Par ces contenus qui parlent de nos pratiques, et par les liens qui les relient, qui nous relient, le réseau n’est plus seulement numérique et immatériel, mais devient vraiment réel. Nos contenus partagés deviennent de véritables gestes culturels, qui s’incarnent et incarnent le réseau. Nous considérons que ces contenus et ces liens constituent un geste de partage comme c’est le cas dans tout acte culturel et social, dans le monde entier, depuis le début de l’histoire de l’humanité, qu’il s’agisse d’un mariage, ou d’une cérémonie d’accueil, d’une danse … Les réseaux sociaux donnent une aura à nos gestes créatifs, qui deviennent artistiques par leur appropriation collective et leur inscription comme gestes représentatifs d’identités et de communautés. Nous passons alors d’une expression individuelle, à une pratique communautaire, à une expression culturelle.

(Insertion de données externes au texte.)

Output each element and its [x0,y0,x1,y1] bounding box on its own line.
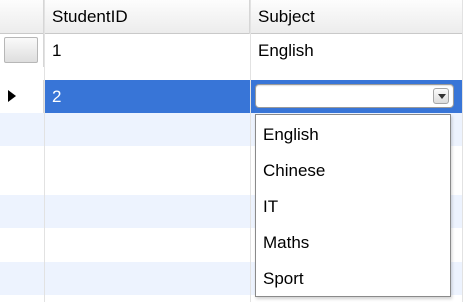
subject-dropdown-list: English Chinese IT Maths Sport [255,114,451,297]
chevron-down-icon[interactable] [433,88,449,104]
row-header-current[interactable] [0,80,44,113]
dropdown-option-maths[interactable]: Maths [256,225,450,261]
column-divider [44,0,45,302]
row-selector-button[interactable] [4,37,38,63]
grid-header: StudentID Subject [0,0,463,34]
combobox-value [256,85,262,107]
cell-studentid[interactable]: 2 [44,80,250,113]
dropdown-option-english[interactable]: English [256,117,450,153]
student-subject-grid: StudentID Subject 1 English 2 English Ch… [0,0,463,302]
dropdown-option-sport[interactable]: Sport [256,261,450,297]
dropdown-option-it[interactable]: IT [256,189,450,225]
column-header-subject[interactable]: Subject [250,0,463,34]
cell-studentid[interactable]: 1 [44,34,250,67]
header-corner [0,0,44,34]
current-row-pointer-icon [8,90,16,102]
column-divider [250,0,251,302]
subject-combobox[interactable] [255,84,454,108]
row-header[interactable] [0,34,44,67]
column-header-studentid[interactable]: StudentID [44,0,250,34]
cell-subject[interactable]: English [250,34,463,67]
table-row[interactable]: 1 English [0,34,463,67]
dropdown-option-chinese[interactable]: Chinese [256,153,450,189]
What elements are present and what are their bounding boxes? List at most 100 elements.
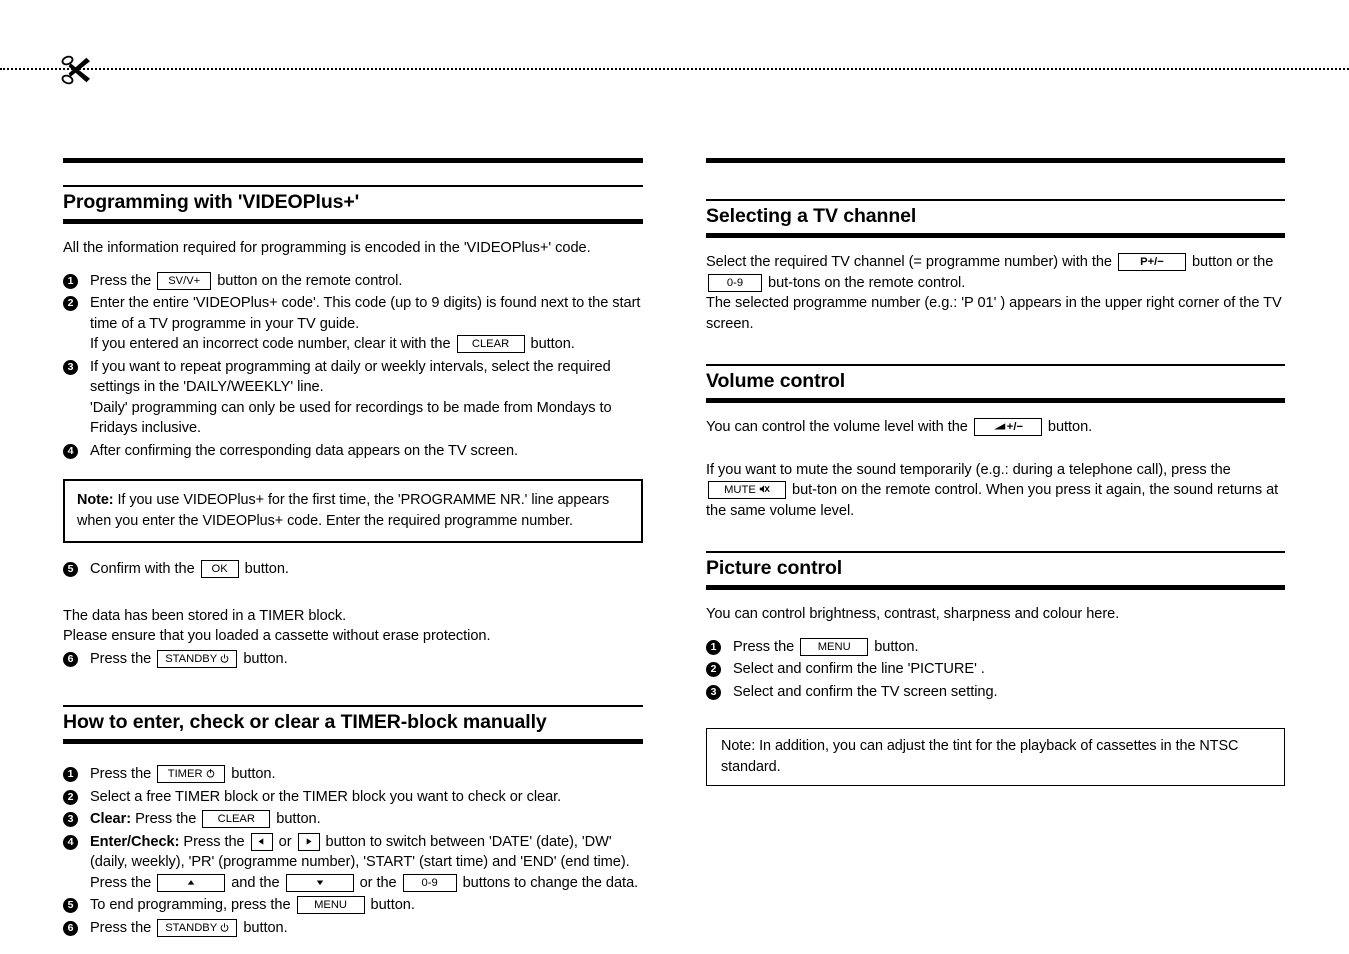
note-box-picture: Note: In addition, you can adjust the ti…	[706, 728, 1285, 786]
power-icon	[220, 653, 229, 663]
r-s1-text-a: Select the required TV channel (= progra…	[706, 254, 1116, 270]
step-number: 1	[63, 767, 78, 782]
r-s2-text-b: button.	[1043, 419, 1093, 435]
step-text: Select and confirm the line 'PICTURE' .	[733, 661, 985, 677]
step-text: To end programming, press the MENU butto…	[90, 896, 415, 914]
key-clear[interactable]: CLEAR	[456, 335, 525, 353]
key-clear-2[interactable]: CLEAR	[202, 810, 271, 828]
left-triangle-icon	[258, 837, 264, 845]
list-item: 3 Select and confirm the TV screen setti…	[706, 682, 1285, 703]
left-column: Programming with 'VIDEOPlus+' All the in…	[63, 158, 643, 938]
list-item: 4 After confirming the corresponding dat…	[63, 441, 643, 462]
r-s2-text-c: If you want to mute the sound temporaril…	[706, 461, 1231, 478]
step-number: 6	[63, 651, 78, 667]
r-section3-intro: You can control brightness, contrast, sh…	[706, 606, 1120, 622]
list-item: 1 Press the TIMER button.	[63, 764, 643, 785]
key-0-9[interactable]: 0-9	[402, 873, 457, 892]
right-column: Selecting a TV channel Select the requir…	[706, 158, 1285, 786]
step-number: 2	[63, 296, 78, 311]
r-s2-text-a: You can control the volume level with th…	[706, 419, 972, 435]
key-standby-label: STANDBY	[165, 652, 218, 665]
step-text: Enter the entire 'VIDEOPlus+ code'. This…	[90, 295, 641, 332]
list-item: 2 Select a free TIMER block or the TIMER…	[63, 787, 643, 808]
r-section1-body-1: Select the required TV channel (= progra…	[706, 252, 1285, 293]
r-section2-body-2: If you want to mute the sound temporaril…	[706, 460, 1285, 522]
step-number: 5	[63, 898, 78, 913]
key-menu[interactable]: MENU	[296, 896, 365, 914]
section2-title: How to enter, check or clear a TIMER-blo…	[63, 711, 547, 733]
key-standby[interactable]: STANDBY	[157, 649, 238, 668]
section1-step6: 6 Press the STANDBY button.	[63, 649, 643, 670]
step-number: 4	[63, 834, 78, 850]
step-text: Press the MENU button.	[733, 637, 919, 656]
key-timer-label: TIMER	[167, 768, 203, 780]
r-s1-text-b: button or the	[1187, 254, 1274, 270]
list-item: 6 Press the STANDBY button.	[63, 649, 643, 670]
step-text-2: If you entered an incorrect code number,…	[90, 335, 575, 353]
section1-intro: All the information required for program…	[63, 240, 591, 256]
step-text: Confirm with the OK button.	[90, 560, 289, 578]
key-standby-2-label: STANDBY	[165, 921, 218, 934]
r-section1-title: Selecting a TV channel	[706, 205, 917, 227]
list-item: 6 Press the STANDBY button.	[63, 918, 643, 939]
key-p-plusminus-label: +/−	[1147, 256, 1164, 268]
page-title: Programming with 'VIDEOPlus+'	[63, 191, 360, 213]
speaker-wedge-icon	[993, 423, 1006, 430]
section2-steps: 1 Press the TIMER button. 2 Select a fre…	[63, 764, 643, 938]
step-number: 1	[706, 639, 721, 655]
key-right[interactable]	[297, 832, 320, 851]
r-s2-text-d: but-ton on the remote control. When you …	[706, 482, 1279, 519]
key-left[interactable]	[250, 832, 273, 851]
key-volume[interactable]: +/−	[973, 418, 1042, 436]
r-section3-steps: 1 Press the MENU button. 2 Select and co…	[706, 637, 1285, 703]
step-number: 4	[63, 443, 78, 459]
list-item: 5 To end programming, press the MENU but…	[63, 895, 643, 916]
note-text: Note: In addition, you can adjust the ti…	[721, 738, 1239, 775]
note-label: Note:	[77, 492, 114, 508]
step-text: Press the STANDBY button.	[90, 918, 288, 937]
key-p-plus-minus[interactable]: P+/−	[1117, 253, 1186, 271]
step-text: Clear: Press the CLEAR button.	[90, 810, 321, 828]
key-timer[interactable]: TIMER	[157, 765, 226, 783]
step-number: 1	[63, 273, 78, 289]
step-text: Enter/Check: Press the or button to swit…	[90, 832, 630, 870]
step-number: 3	[63, 812, 78, 827]
step-text: Select and confirm the TV screen setting…	[733, 683, 998, 700]
key-p-label: P	[1140, 256, 1148, 268]
step-text: After confirming the corresponding data …	[90, 442, 519, 459]
step-text: Press the TIMER button.	[90, 765, 276, 783]
section1-step5: 5 Confirm with the OK button.	[63, 559, 643, 580]
step-number: 2	[706, 662, 721, 677]
step-text: Select a free TIMER block or the TIMER b…	[90, 788, 562, 805]
list-item: 4 Enter/Check: Press the or button to sw…	[63, 832, 643, 894]
closing-line-1: The data has been stored in a TIMER bloc…	[63, 607, 347, 624]
key-0-9-r[interactable]: 0-9	[708, 273, 762, 292]
note-text: If you use VIDEOPlus+ for the first time…	[77, 492, 610, 529]
list-item: 3 Clear: Press the CLEAR button.	[63, 809, 643, 830]
list-item: 1 Press the SV/V+ button on the remote c…	[63, 271, 643, 292]
key-up[interactable]	[157, 873, 226, 892]
step-text-2: Press the and the or the 0-9 buttons to …	[90, 873, 639, 892]
key-down[interactable]	[285, 873, 354, 892]
step-number: 3	[706, 684, 721, 700]
document-page: Programming with 'VIDEOPlus+' All the in…	[0, 0, 1349, 954]
key-mute-label: MUTE	[724, 484, 756, 496]
r-section2-title: Volume control	[706, 370, 846, 392]
key-mute[interactable]: MUTE	[708, 481, 786, 499]
list-item: 1 Press the MENU button.	[706, 637, 1285, 658]
key-ok[interactable]: OK	[200, 560, 239, 578]
list-item: 2 Enter the entire 'VIDEOPlus+ code'. Th…	[63, 293, 643, 355]
power-icon	[220, 922, 229, 932]
key-svv-plus[interactable]: SV/V+	[157, 271, 212, 290]
r-section2-body-1: You can control the volume level with th…	[706, 417, 1285, 438]
key-standby-2[interactable]: STANDBY	[157, 918, 238, 937]
step-label: Enter/Check:	[90, 833, 180, 850]
key-menu-r[interactable]: MENU	[800, 637, 869, 656]
r-section1-body-2: The selected programme number (e.g.: 'P …	[706, 295, 1282, 332]
step-number: 5	[63, 562, 78, 577]
r-s1-text-c: but-tons on the remote control.	[764, 274, 966, 291]
step-text: Press the SV/V+ button on the remote con…	[90, 271, 403, 290]
step-number: 3	[63, 359, 78, 375]
step-text: Press the STANDBY button.	[90, 649, 288, 668]
closing-line-2: Please ensure that you loaded a cassette…	[63, 628, 491, 644]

Et ce large espace numérique de gestes culturels nous donne du pouvoir d’agir chaque matin lorsque nous scrollons sur notre téléphone portable.
Un nouveau bien commun démocratique
Dans les pratiques et les environnements numériques les droits culturels sont donc un levier tant pour proposer de nouveaux cadres aux plateformes et mais aussi pour nous permettre de reconnaître que les pratiques numériques sont des gestes culturels à part entière. Ces deux enjeux favorisent à la fois nos personnalités démocratiques et nos expériences culturelles communes. C’est aujourd’hui un nouveau regard sur nos démocraties, il articule différemment le lien entre l’individu et le collectif et donne de nouvelles perspectives à la notion de communauté et de liberté.
Les individus doivent pouvoir être libres d’appartenir à des communautés culturelles diverses mais aussi pouvoir en changer tout au long de leurs vies, accompagnant leur émancipation et porteur de justice sociale. Internet permet de concrétiser et d’incarner ces principes, par la capacité des individus à produire, à diffuser des contenus et donc à se relier
librement. L’enjeu maintenant est celui de l’intention de ces liens, et de ce qu’ils produisent comme économie, au sens de l’échange.
Quand les GAFAM cherchent à capter nos données et exploitent notre travail gratuit en ligne, les cultures libres proposent des dispositifs de production coopérative. Sur l’Internet, les Droits Culturels permettent d’envisager de passer d’une économie de l’attention dominée par quelques corporations géantes, à une économie du savoir et même de la connaissance porté par toustes.